Today, 50 years after Dr King launched the Poor People’s Campaign, there are 60% more Americans living in poverty and a staggering 64 million working people paid less than $15 an hour – including more than half of African Americans and Latinos. This isn’t an accident. It’s the result of big corporations ensuring working people don’t have a union to fight back – and elected officials who side with corporations in the fight for better wages and union rights.
Take St Louis, for example. In 2016, fast-food workers who are part of the Fight for $15 led a successful effort to increase the city’s minimum wage to $10.10. Before the law could be put into effect, white politicians operating at the behest of restaurant industry lobbyists passed a pre-emption law overturning the increase, costing 30,000 workers desperately-needed raises.

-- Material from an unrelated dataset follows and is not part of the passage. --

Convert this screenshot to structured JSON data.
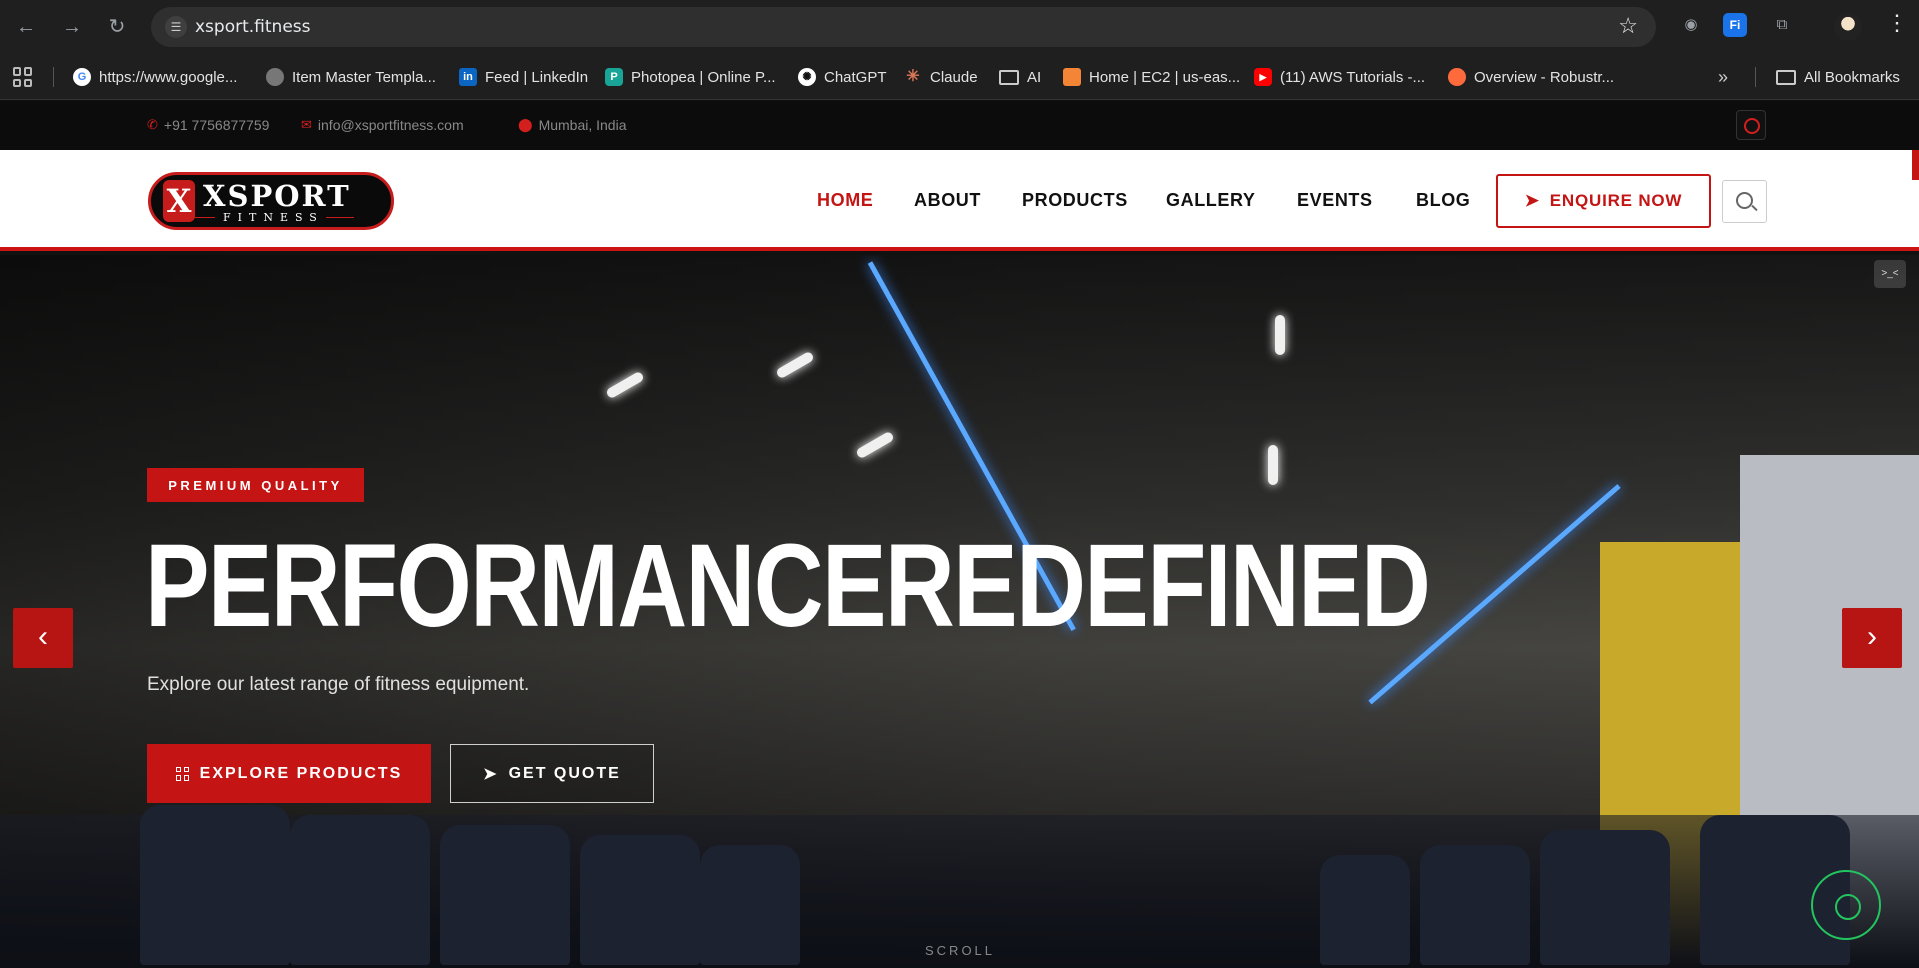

The solution now – as it was in 1968 – is strong worker organizations. Unions give people the power to stand up to racist politicians who work hand in hand with corporations and keep people of color locked in poverty. Unionized black workers make a third more than their non-union counterparts, according for the Center for Economic and Policy Research, and are more likely to have basic benefits like health insurance and employer-sponsored retirement plans.
King understood unions are a critical component of the fight for racial and economic justice. He knew that attacks on unions were attacks on working people of all colors.
“We are saying that we are determined to be men,” he told the Memphis strikers the day before he died. “We are determined to be people. We are saying that we are God’s children. And that if we are God’s children we don’t have to live like we are forced to live.”
Today, sanitation and fast-food workers in Memphis are doing more than just commemorating a strike from long ago. Yes, we remember. But we also fight. So we no longer have to live like we are being forced to live.